The destination is any path you like — an iCloud or Dropbox folder, an external drive, or a git repo you commit yourself. NASDE just writes files there; it never talks to a cloud provider, so there’s nothing to authenticate. Each trial becomes one flat folder <job>__<trial>/ containing:

metrics.json — self-contained summary: timing, model, variant, task, reward, reasoning effort, token usage + USD cost (see Token & Cost)

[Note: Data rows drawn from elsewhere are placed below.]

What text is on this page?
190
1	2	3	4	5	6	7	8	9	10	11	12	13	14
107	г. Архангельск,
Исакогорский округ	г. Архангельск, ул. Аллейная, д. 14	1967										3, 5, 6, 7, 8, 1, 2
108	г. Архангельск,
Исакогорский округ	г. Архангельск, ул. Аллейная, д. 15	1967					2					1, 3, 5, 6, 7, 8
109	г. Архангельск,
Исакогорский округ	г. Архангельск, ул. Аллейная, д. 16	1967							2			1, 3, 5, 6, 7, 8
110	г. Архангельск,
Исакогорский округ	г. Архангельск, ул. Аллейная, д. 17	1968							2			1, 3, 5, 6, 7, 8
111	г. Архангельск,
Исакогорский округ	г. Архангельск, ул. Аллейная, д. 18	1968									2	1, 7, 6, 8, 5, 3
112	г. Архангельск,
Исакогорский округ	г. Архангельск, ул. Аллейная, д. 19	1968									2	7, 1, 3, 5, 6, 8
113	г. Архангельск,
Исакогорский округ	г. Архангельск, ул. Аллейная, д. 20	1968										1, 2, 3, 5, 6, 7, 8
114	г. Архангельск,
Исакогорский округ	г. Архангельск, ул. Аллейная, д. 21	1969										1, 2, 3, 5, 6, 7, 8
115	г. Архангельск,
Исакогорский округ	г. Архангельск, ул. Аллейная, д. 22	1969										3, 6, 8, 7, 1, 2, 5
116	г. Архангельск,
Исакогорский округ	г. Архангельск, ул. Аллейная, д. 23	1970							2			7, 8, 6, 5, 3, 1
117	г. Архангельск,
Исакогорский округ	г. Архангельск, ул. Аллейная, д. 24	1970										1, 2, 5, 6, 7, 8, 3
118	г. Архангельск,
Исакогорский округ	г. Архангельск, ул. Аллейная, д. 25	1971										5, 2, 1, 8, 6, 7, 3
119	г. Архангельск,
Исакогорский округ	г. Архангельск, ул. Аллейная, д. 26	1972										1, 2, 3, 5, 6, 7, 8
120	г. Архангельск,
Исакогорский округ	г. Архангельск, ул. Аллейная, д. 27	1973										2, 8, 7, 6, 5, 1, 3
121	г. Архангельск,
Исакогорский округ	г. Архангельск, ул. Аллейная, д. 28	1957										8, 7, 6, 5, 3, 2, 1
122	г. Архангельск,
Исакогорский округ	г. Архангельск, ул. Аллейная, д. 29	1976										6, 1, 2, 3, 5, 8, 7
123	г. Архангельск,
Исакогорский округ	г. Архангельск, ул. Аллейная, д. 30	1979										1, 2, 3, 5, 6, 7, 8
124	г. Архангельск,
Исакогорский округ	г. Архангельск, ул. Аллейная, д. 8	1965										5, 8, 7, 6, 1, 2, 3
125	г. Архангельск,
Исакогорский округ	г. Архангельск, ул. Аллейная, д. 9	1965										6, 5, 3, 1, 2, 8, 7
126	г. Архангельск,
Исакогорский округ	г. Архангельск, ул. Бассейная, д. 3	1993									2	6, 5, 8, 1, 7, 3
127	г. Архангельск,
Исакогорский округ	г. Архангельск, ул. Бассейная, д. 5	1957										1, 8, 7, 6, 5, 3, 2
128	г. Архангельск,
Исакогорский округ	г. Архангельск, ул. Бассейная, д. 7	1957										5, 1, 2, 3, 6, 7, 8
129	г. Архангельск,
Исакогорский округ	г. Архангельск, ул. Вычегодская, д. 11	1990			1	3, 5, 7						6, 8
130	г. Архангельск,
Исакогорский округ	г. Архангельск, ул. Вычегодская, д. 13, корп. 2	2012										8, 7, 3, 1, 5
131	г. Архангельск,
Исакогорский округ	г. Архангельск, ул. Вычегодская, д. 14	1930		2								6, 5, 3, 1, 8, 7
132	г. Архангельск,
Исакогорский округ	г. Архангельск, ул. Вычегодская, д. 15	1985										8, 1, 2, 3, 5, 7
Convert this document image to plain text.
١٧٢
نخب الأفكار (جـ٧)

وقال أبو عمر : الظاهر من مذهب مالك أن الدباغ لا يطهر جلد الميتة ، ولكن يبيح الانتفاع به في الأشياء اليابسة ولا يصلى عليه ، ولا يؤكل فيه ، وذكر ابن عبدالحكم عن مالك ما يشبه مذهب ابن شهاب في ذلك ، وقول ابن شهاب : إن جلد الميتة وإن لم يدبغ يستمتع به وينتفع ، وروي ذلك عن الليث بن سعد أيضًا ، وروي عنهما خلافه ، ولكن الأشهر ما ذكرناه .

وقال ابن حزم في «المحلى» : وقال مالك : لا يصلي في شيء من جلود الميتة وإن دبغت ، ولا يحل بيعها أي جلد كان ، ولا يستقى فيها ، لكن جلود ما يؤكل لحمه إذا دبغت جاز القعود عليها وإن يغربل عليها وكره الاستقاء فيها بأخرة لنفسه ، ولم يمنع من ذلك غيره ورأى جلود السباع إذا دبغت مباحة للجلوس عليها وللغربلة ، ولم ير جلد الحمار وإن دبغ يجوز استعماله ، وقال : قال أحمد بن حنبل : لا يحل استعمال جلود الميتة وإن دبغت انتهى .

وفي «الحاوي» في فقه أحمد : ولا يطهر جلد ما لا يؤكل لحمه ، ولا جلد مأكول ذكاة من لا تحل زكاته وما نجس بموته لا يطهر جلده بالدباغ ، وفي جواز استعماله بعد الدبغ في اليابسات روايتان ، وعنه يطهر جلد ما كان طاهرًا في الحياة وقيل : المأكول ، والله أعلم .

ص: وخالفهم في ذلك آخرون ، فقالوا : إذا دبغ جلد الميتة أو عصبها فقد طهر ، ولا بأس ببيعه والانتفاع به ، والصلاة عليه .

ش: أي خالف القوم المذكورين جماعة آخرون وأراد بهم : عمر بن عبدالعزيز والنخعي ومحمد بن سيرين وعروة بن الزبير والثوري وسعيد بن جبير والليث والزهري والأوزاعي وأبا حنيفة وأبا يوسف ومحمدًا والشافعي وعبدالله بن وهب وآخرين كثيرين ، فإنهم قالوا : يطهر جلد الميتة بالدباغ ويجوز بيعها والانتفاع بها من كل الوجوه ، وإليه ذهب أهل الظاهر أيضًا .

assessment_eval_*.json — the reviewer’s per-dimension scores and reasoning (one file per repetition)
assessment_summary.json — per-dimension mean/std/range across repetitions (the representative result)
trajectory.json — the agent’s full tool-call trace, for post-hoc cost/process analysis
changes.patch — exactly what the agent changed (a code diff, not the multi-GB workspace)
verifier_stdout.txt, reward.txt — the rough-test output

You can pass several paths at once, mixing whole jobs and individual trials — NASDE figures out which is which. Re-running is safe: it merges (copying any evaluations added since the last export) and never re-touches the immutable trajectory or patch.